Comment by int_19h
1 year ago
Everybody knows what purpose those tools are made for in practice simply by looking at who buys them and how they're used. So, no, Palantir does not get to claim some kind of neutrality here. It is a company knowingly enabling mass government surveillance and the associated abuses for the sake of profit.
>Everybody knows what purpose those tools are made for in practice simply by looking at who buys them and how they're used.
The name of the company itself is another dead giveaway.
Palantir (in tolkien lore) isn't evil itself - it's only used for evil in the hands of those who wield it.
Mass scale surveillance wasn't practical or affordable until Linux HPC and OSS. The whole community is enabling.
Well, ring me up when "Linux HPC" and "OSS" becomes a majority-government contractor, and I'll switch to rack Mac Pros.
Your premise is that absent of Palantir there would be no tooling. Someone is going to do it and it might as well be Peter Thiel & co because they're already doing all the other data surveillance.

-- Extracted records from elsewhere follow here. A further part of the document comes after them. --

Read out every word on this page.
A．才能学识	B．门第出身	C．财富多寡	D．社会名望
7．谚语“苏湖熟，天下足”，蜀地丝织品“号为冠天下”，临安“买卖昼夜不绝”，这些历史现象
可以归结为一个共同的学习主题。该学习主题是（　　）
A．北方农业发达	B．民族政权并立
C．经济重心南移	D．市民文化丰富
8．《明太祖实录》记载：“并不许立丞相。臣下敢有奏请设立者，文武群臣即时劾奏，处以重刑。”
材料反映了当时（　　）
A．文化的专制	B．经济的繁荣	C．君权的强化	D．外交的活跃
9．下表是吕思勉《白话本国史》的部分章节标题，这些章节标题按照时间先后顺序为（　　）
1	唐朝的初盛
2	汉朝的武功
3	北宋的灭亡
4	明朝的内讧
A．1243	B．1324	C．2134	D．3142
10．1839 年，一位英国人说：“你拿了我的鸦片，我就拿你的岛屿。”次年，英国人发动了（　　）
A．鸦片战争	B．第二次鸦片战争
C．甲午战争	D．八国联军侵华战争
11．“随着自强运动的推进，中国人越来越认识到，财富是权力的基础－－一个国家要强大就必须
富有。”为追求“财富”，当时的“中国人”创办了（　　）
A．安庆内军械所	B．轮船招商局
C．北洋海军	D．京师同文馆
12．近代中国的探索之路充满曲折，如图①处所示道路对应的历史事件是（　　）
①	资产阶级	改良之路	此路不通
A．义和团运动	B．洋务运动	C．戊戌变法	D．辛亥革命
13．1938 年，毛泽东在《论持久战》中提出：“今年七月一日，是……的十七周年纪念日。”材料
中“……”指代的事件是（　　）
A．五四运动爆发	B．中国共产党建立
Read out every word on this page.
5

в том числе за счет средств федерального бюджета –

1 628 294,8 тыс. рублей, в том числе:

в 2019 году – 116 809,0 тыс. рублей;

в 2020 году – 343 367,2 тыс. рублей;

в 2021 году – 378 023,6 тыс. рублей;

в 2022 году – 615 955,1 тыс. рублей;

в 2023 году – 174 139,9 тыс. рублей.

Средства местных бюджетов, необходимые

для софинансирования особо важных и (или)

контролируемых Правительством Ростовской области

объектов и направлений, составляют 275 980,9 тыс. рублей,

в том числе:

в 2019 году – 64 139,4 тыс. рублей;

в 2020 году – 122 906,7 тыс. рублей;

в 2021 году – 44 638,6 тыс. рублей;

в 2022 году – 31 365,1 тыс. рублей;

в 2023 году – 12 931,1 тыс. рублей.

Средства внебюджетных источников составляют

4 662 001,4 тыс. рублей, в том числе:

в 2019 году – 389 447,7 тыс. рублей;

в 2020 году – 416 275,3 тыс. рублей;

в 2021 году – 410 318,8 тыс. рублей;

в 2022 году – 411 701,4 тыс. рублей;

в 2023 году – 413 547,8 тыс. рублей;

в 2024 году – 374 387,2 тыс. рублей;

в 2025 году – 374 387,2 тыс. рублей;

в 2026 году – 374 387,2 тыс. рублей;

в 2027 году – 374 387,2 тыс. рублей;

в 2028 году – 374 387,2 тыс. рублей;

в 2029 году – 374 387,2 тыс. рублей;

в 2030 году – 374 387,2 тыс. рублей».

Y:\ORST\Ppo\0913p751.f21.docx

No, my premise is that whoever is doing it bears full moral responsibility for it, unless they're literally forced into it.
You are going to die someday, right? How close do you have to be to deaths door for it to be morally okay for me to smother you with a pillow[1]? It was going to happen anyway, why would it matter that I did it?
1. Or carbon monoxide mask, if the distress of asphyxiation is throwing you off the from point I'm trying to make
"Someone else will just do this thing anyway, so I might as well do it" is a fairly weak excuse. I doubt it would hold up as a defense of a crime.
"If I don't, someone else will" can be said about pretty much anything, it is not an ethical get-out-of-jail-free card.
You can justify anything after the fact with this reasoning.